Theresa Wiesbeck, Veronika Auer und Amelie Bischof beschäftigten sich mit dem Nachreifen von Bananen im Zusammenhang mit anderen Früchten: „Wir haben bemerkt, dass Obst, das neben Bananen liegt, schneller reift oder sogar eher verfault. Daraufhin haben wir entdeckt, dass vor allem Bananen gehäuft Ethylen absondern – ein Gas, das die Reifung beschleunigt. Man kann dies natürlich auch im positiven Sinn nutzen, wenn man Bananen neben noch nicht reifes Obst legt, das man gerne bald essen möchte.“

Antonia Nestler hat eine „Zero Waste Seife“ auf Basis von Asche entwickelt. Dazu Antonia: „Ich habe Asche aus unserem Kamin im Wohnzimmer mit Wasser vermischt – im Verhältnis 1:3. Dann habe ich Rapsöl dazugegeben.

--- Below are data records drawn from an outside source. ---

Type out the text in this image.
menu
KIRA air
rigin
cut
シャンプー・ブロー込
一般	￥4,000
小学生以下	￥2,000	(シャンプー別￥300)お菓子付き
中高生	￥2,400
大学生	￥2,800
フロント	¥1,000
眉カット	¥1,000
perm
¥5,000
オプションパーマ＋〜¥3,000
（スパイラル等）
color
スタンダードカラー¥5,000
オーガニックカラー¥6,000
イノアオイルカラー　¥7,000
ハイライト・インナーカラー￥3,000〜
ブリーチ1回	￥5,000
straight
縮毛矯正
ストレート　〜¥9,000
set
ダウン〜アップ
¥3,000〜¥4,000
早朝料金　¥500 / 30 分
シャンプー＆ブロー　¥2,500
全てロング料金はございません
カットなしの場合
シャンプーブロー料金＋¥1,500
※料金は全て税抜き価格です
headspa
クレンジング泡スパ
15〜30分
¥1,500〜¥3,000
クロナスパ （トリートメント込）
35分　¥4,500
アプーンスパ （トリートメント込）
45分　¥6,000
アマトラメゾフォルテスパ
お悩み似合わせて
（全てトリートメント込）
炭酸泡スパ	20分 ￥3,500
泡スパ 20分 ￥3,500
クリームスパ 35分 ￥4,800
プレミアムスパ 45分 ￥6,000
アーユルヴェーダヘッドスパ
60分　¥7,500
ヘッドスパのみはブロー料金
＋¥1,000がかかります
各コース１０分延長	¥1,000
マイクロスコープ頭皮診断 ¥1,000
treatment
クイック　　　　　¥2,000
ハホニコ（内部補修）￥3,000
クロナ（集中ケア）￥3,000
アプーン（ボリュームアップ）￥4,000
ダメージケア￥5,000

Es entstand eine gelbliche Lösung, meine Flüssigseife, die ohne chemische Zusätze entstanden ist.“

Im Bereich Technik präsentierte Thomas Hille sein Anzeigemodul für Heimtrainer. Als erster Preisträger im Fachbereich Technik darf Thomas Hille Ende April zum Landeswettbewerb „Schüler experimentieren“ an die Universität Regensburg fahren.